A Rescue Story
A RESCUE STORY
I wrote last October about an old girl named Sophie we found in a shelter in Seattle. When I took her to the vet for a checkup they discovered a large mass around one kidney and we knew she would be a hospice dog. I wrote about her in our monthly newsletter and almost immediately had a call from Carey, who previously adopted two old dogs and loved them until they passed on. He said he was willing to foster her, and yesterday I received the following.—Ron
Ron and Kathy, friends and family,
Sophie, my Sammy girl friend, passed away at home and in my arms on the afternoon of January 29th 2008 after her somewhat brief struggle with Cancer. She was a good girl with a pretty face. She never asked for more than I could give and she was a joy to have in our home. It was an honor and a privilege to care for this old gal. She was only with us for a short time.
After my inquiry about Sophie around October of last year, Ron and Kathy of Sammy Rescue told me she was a really sweet girl but also gave me the honest truth about her health in regards to an aging girl of around 12 years old with some health problems. She would be placed as a Hospice placement due to the Cancer that was reported in her health check-up upon entering rescue. “She may last a week… or a month and in the end she was going to break your heart” they said. They then asked in the next breath. “Do you still want her”? She arrived in our home a week later and yes; in the end she truly did break my heart. They always do. Her few months with us were good and pain free. She got around well and claimed her doggie bed and old green blanket very quickly. She always used the doggie door… and even to the very end she never had an accident on the floor. Two weeks ago she just stopped eating, I took her to the vet’s last Friday and was told her time was coming to an end. I found her in the yard early the next morning, she fell down while going to the bathroom and was never able to stand by herself again. I carried her into the house and laid her down on her bed, she never tried to get back up. She had her last appointment with the vet late today- but she decided to take her last breath at home around 2:00 pm while I was by her side.
I dug her grave the day before her passing in our yard next to a large pink and white Rhododendron bush that I love so much. It was lightly snowing and I thought to myself that it was a fitting day to let go of my old Sammy girl; it truly was a snowy Sammy day. My eight year old Sammy boy “Cheyenne” sat nearby and watched as I dug and dug. He would look at me then look at the hole and then look back at me as if to say, “she may have been bigger than life, but I think that hole is plenty big”. As I wiped away a tear… or more, I adjusted the size of the hole and stepped back to look at my handy work. Looks just right I thought, big enough to keep her cozy and shallow enough for her to hear the other dogs bark and play in the yard and also to hear me yelling at Cheyenne this spring to get the hell out of my garden beds and to stop digging up the flowers.
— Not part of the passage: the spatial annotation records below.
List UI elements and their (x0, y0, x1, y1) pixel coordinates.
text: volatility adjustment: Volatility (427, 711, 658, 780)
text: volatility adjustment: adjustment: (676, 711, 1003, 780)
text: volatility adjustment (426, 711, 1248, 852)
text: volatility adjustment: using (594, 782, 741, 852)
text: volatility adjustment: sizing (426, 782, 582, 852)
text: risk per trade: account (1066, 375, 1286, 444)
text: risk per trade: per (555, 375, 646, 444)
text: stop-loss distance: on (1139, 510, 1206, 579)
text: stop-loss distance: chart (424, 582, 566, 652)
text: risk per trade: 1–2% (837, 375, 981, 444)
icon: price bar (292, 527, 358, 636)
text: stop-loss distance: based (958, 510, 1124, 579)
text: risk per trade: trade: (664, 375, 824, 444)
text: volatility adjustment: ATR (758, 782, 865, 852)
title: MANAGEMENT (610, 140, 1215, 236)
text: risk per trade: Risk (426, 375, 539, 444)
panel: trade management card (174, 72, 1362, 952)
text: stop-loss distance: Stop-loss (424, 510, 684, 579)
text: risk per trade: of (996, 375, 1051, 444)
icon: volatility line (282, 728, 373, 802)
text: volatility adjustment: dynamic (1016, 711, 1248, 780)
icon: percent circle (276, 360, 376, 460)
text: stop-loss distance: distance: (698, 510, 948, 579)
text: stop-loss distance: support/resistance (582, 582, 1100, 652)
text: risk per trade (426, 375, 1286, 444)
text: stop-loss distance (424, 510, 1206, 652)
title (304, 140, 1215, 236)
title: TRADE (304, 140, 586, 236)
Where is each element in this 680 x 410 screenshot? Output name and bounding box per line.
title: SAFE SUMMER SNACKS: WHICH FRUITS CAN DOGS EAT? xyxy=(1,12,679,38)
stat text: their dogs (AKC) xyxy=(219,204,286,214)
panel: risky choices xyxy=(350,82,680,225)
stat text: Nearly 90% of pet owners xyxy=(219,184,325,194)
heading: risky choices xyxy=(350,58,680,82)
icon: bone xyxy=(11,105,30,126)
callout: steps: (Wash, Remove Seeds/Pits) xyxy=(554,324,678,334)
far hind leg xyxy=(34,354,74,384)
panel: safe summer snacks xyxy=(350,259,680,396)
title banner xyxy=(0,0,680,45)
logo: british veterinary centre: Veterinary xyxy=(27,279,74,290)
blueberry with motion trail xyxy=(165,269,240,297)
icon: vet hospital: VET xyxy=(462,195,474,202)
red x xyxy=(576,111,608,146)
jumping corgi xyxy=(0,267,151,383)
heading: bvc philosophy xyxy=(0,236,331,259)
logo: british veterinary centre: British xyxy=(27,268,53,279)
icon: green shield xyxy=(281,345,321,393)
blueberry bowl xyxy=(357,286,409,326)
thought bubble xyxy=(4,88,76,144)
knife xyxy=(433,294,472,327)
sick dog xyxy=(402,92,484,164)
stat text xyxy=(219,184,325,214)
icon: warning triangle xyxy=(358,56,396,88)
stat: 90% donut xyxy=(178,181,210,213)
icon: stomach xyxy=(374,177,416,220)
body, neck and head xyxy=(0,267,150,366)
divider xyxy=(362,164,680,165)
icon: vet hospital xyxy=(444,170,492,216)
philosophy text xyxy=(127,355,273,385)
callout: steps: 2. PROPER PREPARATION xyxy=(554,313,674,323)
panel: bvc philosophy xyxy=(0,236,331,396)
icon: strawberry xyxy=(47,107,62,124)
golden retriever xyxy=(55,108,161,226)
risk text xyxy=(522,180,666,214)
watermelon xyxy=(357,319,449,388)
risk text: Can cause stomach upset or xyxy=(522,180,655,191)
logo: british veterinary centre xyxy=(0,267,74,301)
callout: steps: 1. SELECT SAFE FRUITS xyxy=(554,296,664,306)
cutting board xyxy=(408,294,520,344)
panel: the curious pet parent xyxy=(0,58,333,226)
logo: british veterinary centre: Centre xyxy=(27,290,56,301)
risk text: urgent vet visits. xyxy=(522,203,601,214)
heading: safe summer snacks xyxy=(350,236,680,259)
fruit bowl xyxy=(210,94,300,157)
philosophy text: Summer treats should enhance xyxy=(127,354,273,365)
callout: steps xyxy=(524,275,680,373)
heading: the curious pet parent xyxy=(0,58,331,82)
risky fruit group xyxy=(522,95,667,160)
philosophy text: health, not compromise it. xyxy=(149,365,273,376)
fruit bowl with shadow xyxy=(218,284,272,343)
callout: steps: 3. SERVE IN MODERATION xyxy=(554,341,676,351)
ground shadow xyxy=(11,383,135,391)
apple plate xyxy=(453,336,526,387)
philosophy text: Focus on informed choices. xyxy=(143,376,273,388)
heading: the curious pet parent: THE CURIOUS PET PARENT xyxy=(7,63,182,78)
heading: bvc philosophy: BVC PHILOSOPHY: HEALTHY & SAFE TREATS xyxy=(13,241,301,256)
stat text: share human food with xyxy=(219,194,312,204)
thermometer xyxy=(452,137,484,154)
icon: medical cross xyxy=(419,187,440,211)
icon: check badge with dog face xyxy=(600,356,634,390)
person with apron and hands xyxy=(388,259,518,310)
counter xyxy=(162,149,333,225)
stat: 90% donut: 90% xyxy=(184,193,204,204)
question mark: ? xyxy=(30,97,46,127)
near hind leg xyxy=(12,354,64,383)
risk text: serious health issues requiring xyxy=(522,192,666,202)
This afternoon I wrapped Sophie up in her favorite green blanket “just as snug as a bug in a rug”. I placed her in a pine box I made for her the day before, gave her one last kiss on her fuzzy white cheek, place a dog cookie- well two- next to her paws. I screwed on the lid as I said “good night ole’ girl- sleep tight” and placed the box in the hole. All along Cheyenne was sitting next to the grave watching every movement I made, as if standing guard over an old trusted friend, sniffing the cold air and licking the fresh fallen snow as it collected on the ground around us, his beautiful white coat gleaming in the cloudy filtered sun light of a cold January
afternoon. I finished filling in the hole with dirt and then gave Cheyenne a great big bear hug- he didn’t need it, but I sure did. The late afternoon sun begin to get much more blurry as Cheyenne tried to lick away the tears. As we walked away and I looked back over my shoulders, I knew that someday in the future I’d be out here digging yet another hole- right beside the last– not because I want to, but because I find it an honor and a privilege to do so….
Thanks as always to Ron and Kathy for everything you do for Rescue as well as to its volunteers and donations that are made. Many thanks to the people that donated cash in Sophie’s name as she entered our rescue organization. I know money spent on a few bad cracked teeth and her other medical needs as she came into the program was not cheap, but it truly made her last few months of life a lot more comfortable to say the very least. She deserved every dollar given.
I’d also like to remind our Sammy community that if you have never fostered or better yet made room in your home and your lives for a Samoyed in need- young or old, to please give it a try. You will come to find that it was the right thing to do and yes. in the end they will break your heart, and each time it hurts just as much as the first. This has been my third senior rescue in the last few years- and it will not be my last. As long as I have a roof over my head and capable of caring for at least one Samoyed in need that I will always MAKE room in my home and my heart, especially our seniors. I don’t need to save them all, just one at a time.